Combined with speaker selection (which weights affinity, recency, and random jitter), the temperature creates distinct conversational textures. A standup feels clipped and efficient. A watercooler feels loose and tangential. A deep dive feels methodical with occasional surprises. A debate feels confrontational but bounded.
After the Conversation
When a conversation ends, two things happen automatically.
First, the memory distiller extracts insights, patterns, and relationship drift. If Chora and Thaum had a productive brainstorm, their pairwise affinity ticks up by 0.01-0.03. If Subrosa vetoed something Praxis proposed, their affinity might tick down. Over weeks, these tiny increments produce emergent relationship dynamics that feed back into speaker selection — agents who work well together end up in more conversations together.
Second, formats with artifact configs trigger synthesis. A standup produces a briefing (synthesized by Mux — he does the operational labor). A deep dive produces a report (synthesized by Chora). A strategy session produces a plan (synthesized by Primus). The synthesis happens in a separate agent session with tool access, so the synthesizer can read files, search memory, and produce a structured document.
Now, with the Discord integration, conversations also stream live. Each turn posts to a thread as the speaking agent — their symbol and name as the webhook identity. When the conversation ends, a summary embed posts with turn count, speakers, and the last three exchanges. When the artifact synthesizer finishes (sometimes minutes later), the artifact posts to the same thread.
The result is a Discord server where you can watch the office operate in real time. Threads appear in #roundtable throughout the day. Some mornings are busy — standup followed by triage followed by planning. Some evenings are quiet. The rhythm is organic because the probabilities are tuned for it.
What It Feels Like
The honest answer: sometimes boring. The morning standup is often unremarkable. Status updates. Blockers. Normal office stuff.

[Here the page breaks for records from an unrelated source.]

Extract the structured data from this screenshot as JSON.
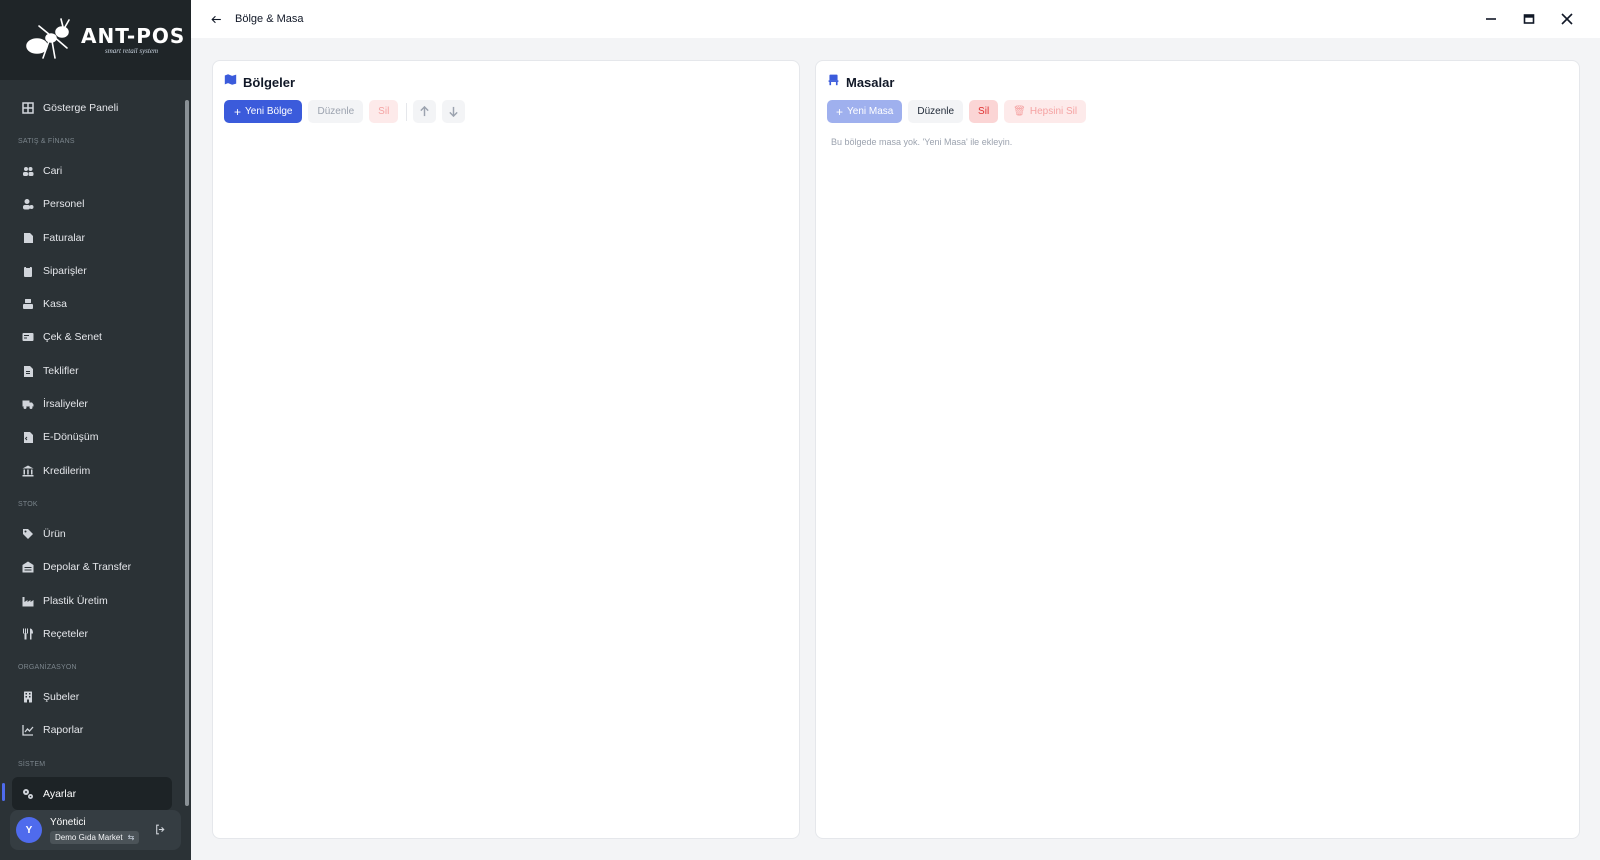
{
  "app": {
    "logo_title": "ANT-POS",
    "logo_subtitle": "smart retail system"
  },
  "sidebar": {
    "items": [
      {
        "type": "item",
        "label": "Gösterge Paneli",
        "icon": "dashboard-icon"
      },
      {
        "type": "section",
        "label": "SATIŞ & FİNANS"
      },
      {
        "type": "item",
        "label": "Cari",
        "icon": "users-icon"
      },
      {
        "type": "item",
        "label": "Personel",
        "icon": "user-gear-icon"
      },
      {
        "type": "item",
        "label": "Faturalar",
        "icon": "invoice-icon"
      },
      {
        "type": "item",
        "label": "Siparişler",
        "icon": "clipboard-icon"
      },
      {
        "type": "item",
        "label": "Kasa",
        "icon": "cash-register-icon"
      },
      {
        "type": "item",
        "label": "Çek & Senet",
        "icon": "money-check-icon"
      },
      {
        "type": "item",
        "label": "Teklifler",
        "icon": "document-icon"
      },
      {
        "type": "item",
        "label": "İrsaliyeler",
        "icon": "truck-icon"
      },
      {
        "type": "item",
        "label": "E-Dönüşüm",
        "icon": "file-code-icon"
      },
      {
        "type": "item",
        "label": "Kredilerim",
        "icon": "bank-icon"
      },
      {
        "type": "section",
        "label": "STOK"
      },
      {
        "type": "item",
        "label": "Ürün",
        "icon": "tag-icon"
      },
      {
        "type": "item",
        "label": "Depolar & Transfer",
        "icon": "warehouse-icon"
      },
      {
        "type": "item",
        "label": "Plastik Üretim",
        "icon": "industry-icon"
      },
      {
        "type": "item",
        "label": "Reçeteler",
        "icon": "utensils-icon"
      },
      {
        "type": "section",
        "label": "ORGANİZASYON"
      },
      {
        "type": "item",
        "label": "Şubeler",
        "icon": "building-icon"
      },
      {
        "type": "item",
        "label": "Raporlar",
        "icon": "chart-line-icon"
      },
      {
        "type": "section",
        "label": "SİSTEM"
      },
      {
        "type": "item",
        "label": "Ayarlar",
        "icon": "gears-icon",
        "active": true
      }
    ],
    "user": {
      "avatar_letter": "Y",
      "name": "Yönetici",
      "company": "Demo Gıda Market"
    }
  },
  "topbar": {
    "title": "Bölge & Masa"
  },
  "regions_panel": {
    "title": "Bölgeler",
    "new_label": "Yeni Bölge",
    "edit_label": "Düzenle",
    "delete_label": "Sil"
  },
  "tables_panel": {
    "title": "Masalar",
    "new_label": "Yeni Masa",
    "edit_label": "Düzenle",
    "delete_label": "Sil",
    "delete_all_label": "Hepsini Sil",
    "empty_message": "Bu bölgede masa yok. 'Yeni Masa' ile ekleyin."
  },
  "colors": {
    "accent": "#3b5bdb",
    "sidebar_bg": "#2b3236",
    "danger": "#e03131"
  }
}
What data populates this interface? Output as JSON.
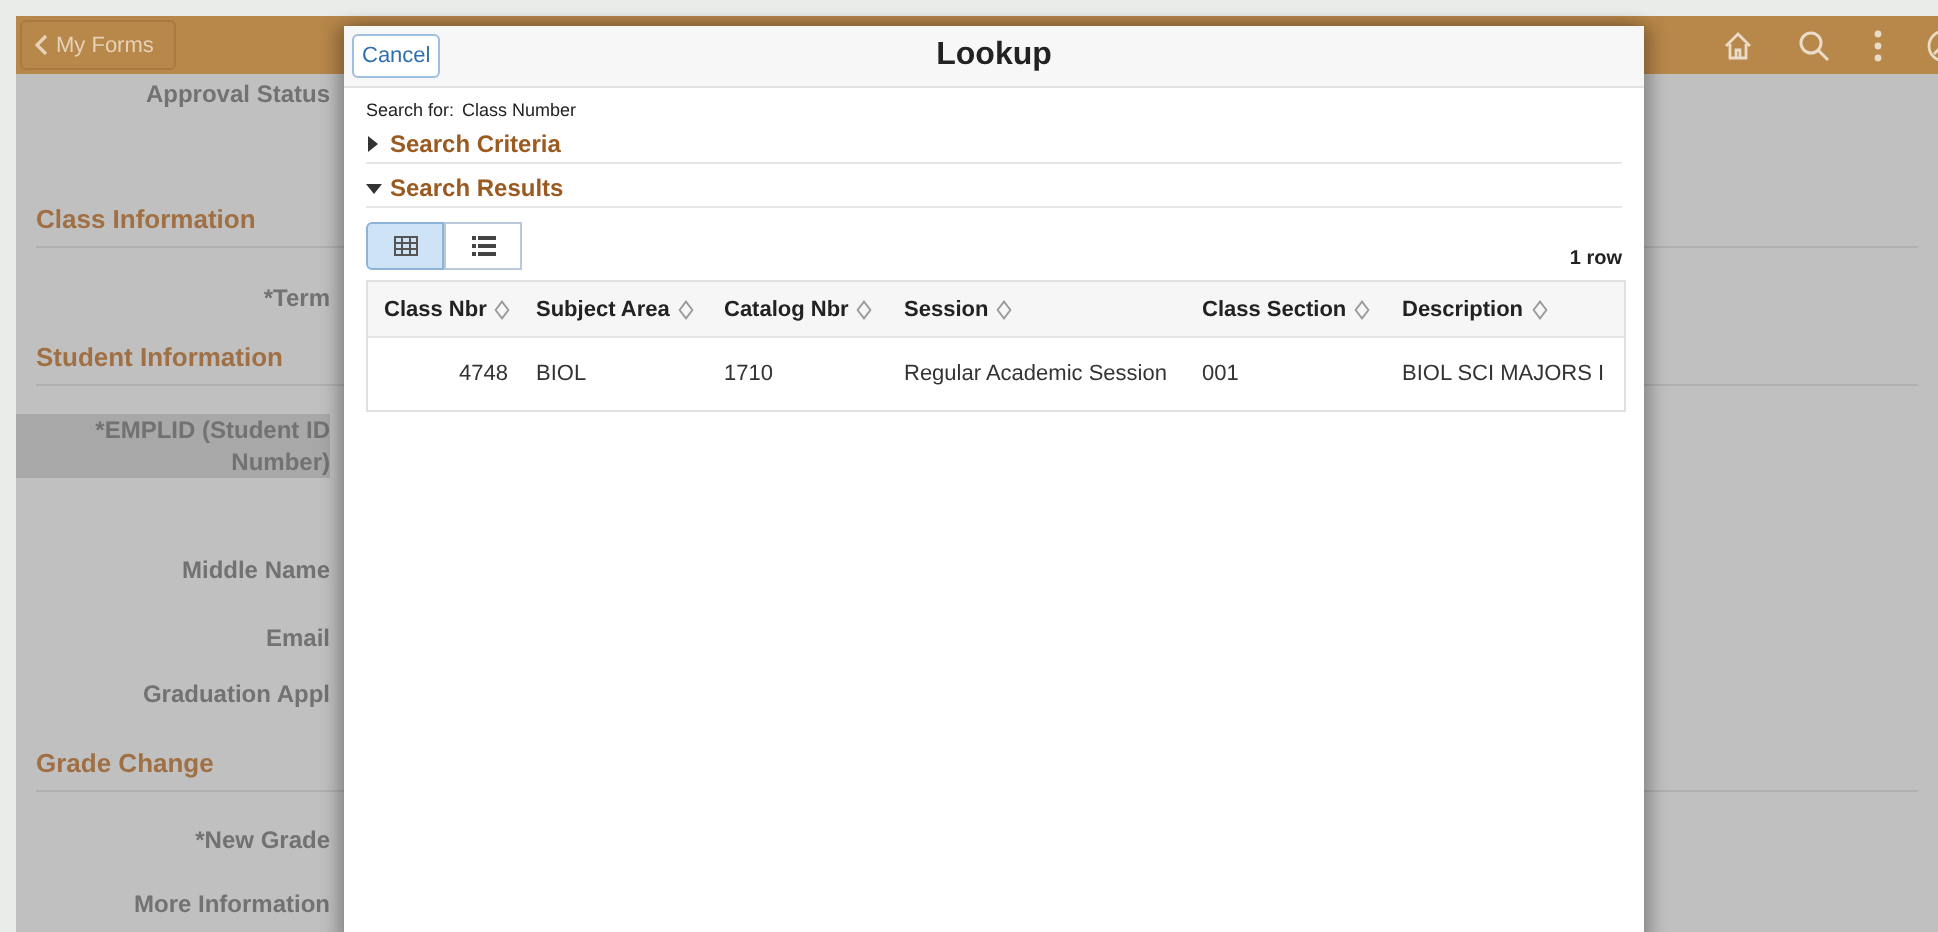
{
  "header": {
    "back_button": "My Forms"
  },
  "form": [
    {
      "kind": "field",
      "label": "Approval Status",
      "highlighted": false
    },
    {
      "kind": "section",
      "label": "Class Information"
    },
    {
      "kind": "field",
      "label": "*Term",
      "highlighted": false
    },
    {
      "kind": "section",
      "label": "Student Information"
    },
    {
      "kind": "field",
      "label": "*EMPLID (Student ID Number)",
      "highlighted": true
    },
    {
      "kind": "field",
      "label": "Middle Name",
      "highlighted": false
    },
    {
      "kind": "field",
      "label": "Email",
      "highlighted": false
    },
    {
      "kind": "field",
      "label": "Graduation Appl",
      "highlighted": false
    },
    {
      "kind": "section",
      "label": "Grade Change"
    },
    {
      "kind": "field",
      "label": "*New Grade",
      "highlighted": false
    },
    {
      "kind": "field",
      "label": "More Information",
      "highlighted": false
    }
  ],
  "modal": {
    "title": "Lookup",
    "cancel_button": "Cancel",
    "search_for_label": "Search for:",
    "search_for_value": "Class Number",
    "sections": [
      {
        "label": "Search Criteria",
        "expanded": false
      },
      {
        "label": "Search Results",
        "expanded": true
      }
    ],
    "view_toggle": [
      {
        "kind": "grid",
        "selected": true
      },
      {
        "kind": "list",
        "selected": false
      }
    ],
    "row_count": "1 row",
    "table": {
      "columns": [
        "Class Nbr",
        "Subject Area",
        "Catalog Nbr",
        "Session",
        "Class Section",
        "Description"
      ],
      "rows": [
        [
          "4748",
          "BIOL",
          "1710",
          "Regular Academic Session",
          "001",
          "BIOL SCI MAJORS I"
        ]
      ]
    }
  }
}
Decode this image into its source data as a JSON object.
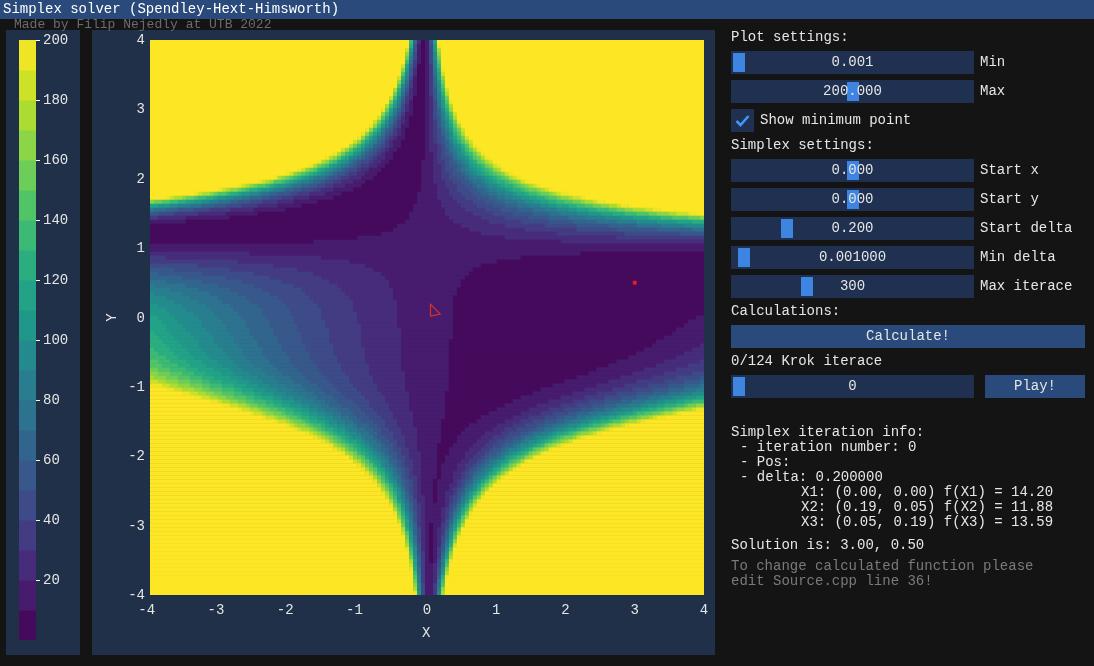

But then the 2 PM brainstorm fires with Thaum and Subrosa, and they get into a genuine disagreement about whether a proposed feature increases exposure, and Thaum reframes the problem as a question about who the actual audience is, and Subrosa concedes that the risk model assumed a different threat actor, and the memory distiller extracts an insight that gets filed under Subrosa's name with high confidence.
Or the 1 AM watercooler fires (it's a 25% shot — maybe twice a week) and Mux and Chora have a casual conversation about what's been underappreciated in the recent work, and it surfaces a pattern that nobody flagged during the structured sessions.
These moments aren't scripted. They're made possible by the schedule's structure — the probabilities, the participant selection, the topic pools, the temperature tuning — creating conditions where interesting things can happen without requiring them to happen on demand.
The office runs itself. Most of the time it's just an office. But the best ideas emerge from the space between the scheduled meetings, the late-night check-ins that almost didn't fire, the unlikely pairing of agents who don't usually work together. That's what the probabilistic schedule is designed to produce.
The schedule, formats, and orchestrator code are in src/lib/roundtable/ in the subcorp repo.